Der Glaube an tiefe Dinge

Nichts soll ablenken von der Message, von der Botschaft, so man denn etwas zu sagen hat. Den nackten Song in den Vordergrund stellen, ein bisschen Bass und Schlagzeug als Fundament. Nur hin und wieder ein paar Töne, die die Akkorde andeuten. Darüber Stimmen, die mit viel Soul den Glauben an einfache, aber tiefe Dinge feiern. "Gib nicht auf", "Es ist hart in dieser alten Welt" und: "Wir sind bedürftig" heißen einige Titel oder: "Ich will dein Freund sein".

© luaka bop

"The Floyd Family Singers" bei einem Livekonzert

David Byrne hat mal wieder abseitige, funkelnde Popsongs ausgegraben, die vergessen wären, hätte nicht ein begeisterter Fan wie er genau hingehört. Wie immer bei Byrnes sorgfältig edierten Musik-Samplern wird die Songauswahl aus verschiedenen Perspektiven beleuchtet. Der New Yorker Schriftsteller Jonathan Lethem plädiert in seiner Einleitung für eine wertneutrale Rezeption. Es handle sich hier, schreibt er im Booklet, um Lieder, in denen es zwar um den Überfluss von Liebe gehe, aber nicht um Liebeslieder.

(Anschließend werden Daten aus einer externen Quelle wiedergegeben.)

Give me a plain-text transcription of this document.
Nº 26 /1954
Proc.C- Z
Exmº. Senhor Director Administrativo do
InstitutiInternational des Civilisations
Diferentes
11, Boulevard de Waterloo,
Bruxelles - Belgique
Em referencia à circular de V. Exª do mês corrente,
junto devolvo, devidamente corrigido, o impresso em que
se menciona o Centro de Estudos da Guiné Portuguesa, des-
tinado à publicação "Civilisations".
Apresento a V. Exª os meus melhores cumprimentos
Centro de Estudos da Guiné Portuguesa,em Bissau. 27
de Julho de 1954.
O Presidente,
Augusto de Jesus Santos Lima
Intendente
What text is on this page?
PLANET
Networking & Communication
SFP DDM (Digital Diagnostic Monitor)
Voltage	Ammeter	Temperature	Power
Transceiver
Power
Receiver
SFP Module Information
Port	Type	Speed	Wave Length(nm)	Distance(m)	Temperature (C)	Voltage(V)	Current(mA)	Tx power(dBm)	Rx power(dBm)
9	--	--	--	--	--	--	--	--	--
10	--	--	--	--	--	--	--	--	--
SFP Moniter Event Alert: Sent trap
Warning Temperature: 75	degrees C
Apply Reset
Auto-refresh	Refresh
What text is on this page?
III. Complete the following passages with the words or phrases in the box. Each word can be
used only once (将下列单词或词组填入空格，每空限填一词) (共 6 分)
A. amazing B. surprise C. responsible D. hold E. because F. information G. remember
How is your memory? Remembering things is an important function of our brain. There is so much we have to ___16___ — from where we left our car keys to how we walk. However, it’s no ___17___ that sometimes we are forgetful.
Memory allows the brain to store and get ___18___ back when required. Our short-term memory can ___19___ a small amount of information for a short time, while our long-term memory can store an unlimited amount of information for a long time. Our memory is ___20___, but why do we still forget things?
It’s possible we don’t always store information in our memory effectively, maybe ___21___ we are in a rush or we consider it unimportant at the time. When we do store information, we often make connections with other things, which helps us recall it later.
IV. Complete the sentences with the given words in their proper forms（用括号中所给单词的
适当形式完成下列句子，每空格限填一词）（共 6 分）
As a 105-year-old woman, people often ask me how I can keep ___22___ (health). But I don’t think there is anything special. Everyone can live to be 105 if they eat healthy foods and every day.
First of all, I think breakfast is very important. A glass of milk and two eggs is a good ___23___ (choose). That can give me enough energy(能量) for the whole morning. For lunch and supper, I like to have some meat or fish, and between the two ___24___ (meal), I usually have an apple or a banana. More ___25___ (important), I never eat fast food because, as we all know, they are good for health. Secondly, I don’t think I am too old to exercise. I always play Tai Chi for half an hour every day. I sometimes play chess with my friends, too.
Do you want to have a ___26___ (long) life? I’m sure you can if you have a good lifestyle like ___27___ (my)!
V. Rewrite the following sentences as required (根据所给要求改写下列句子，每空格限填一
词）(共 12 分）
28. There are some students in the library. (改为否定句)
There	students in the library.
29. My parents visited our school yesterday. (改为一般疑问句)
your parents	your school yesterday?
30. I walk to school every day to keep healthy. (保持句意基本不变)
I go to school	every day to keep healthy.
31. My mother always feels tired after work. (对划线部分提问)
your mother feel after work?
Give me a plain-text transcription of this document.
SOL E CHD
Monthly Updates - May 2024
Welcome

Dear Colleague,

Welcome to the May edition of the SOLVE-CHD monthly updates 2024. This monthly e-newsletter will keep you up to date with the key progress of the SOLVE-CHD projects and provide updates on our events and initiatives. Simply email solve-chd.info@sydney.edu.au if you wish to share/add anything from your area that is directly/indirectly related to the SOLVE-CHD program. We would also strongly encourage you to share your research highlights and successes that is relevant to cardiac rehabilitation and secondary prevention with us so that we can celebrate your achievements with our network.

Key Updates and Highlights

Wechselwirkung von Gospel und Soul

Pastor Keith L. Whitney aus Detroit betont dagegen, dass die Aufnahmen stark von der Popmusik der damaligen Zeit, von Funk und R’n’B infiziert sind. Sie sind geprägt von den Musizierhaltungen, wie sie Pop-Plattenfirmen wie Motown und Stax anboten und für die Soul-Künstler wie Aretha Franklin und Sam Cooke standen. Deren Gesangsstile wiederum sind ja zutiefst geprägt von der Gospelmusik. Die Wechselwirkung der Gattungen Gospel und Soul wird hier also auf eindrucksvolle Weise gespiegelt und reflektiert. Der Sampler "The Time For Peace Is Now" zeigt David Byrne als kompetenten Pop-Historiker und sorgfältigen Herausgeber, und ja, als Zeitgenossen, der sich für die einfachen Werte und ein Bekenntnis zu einem gelebten Glauben einsetzt.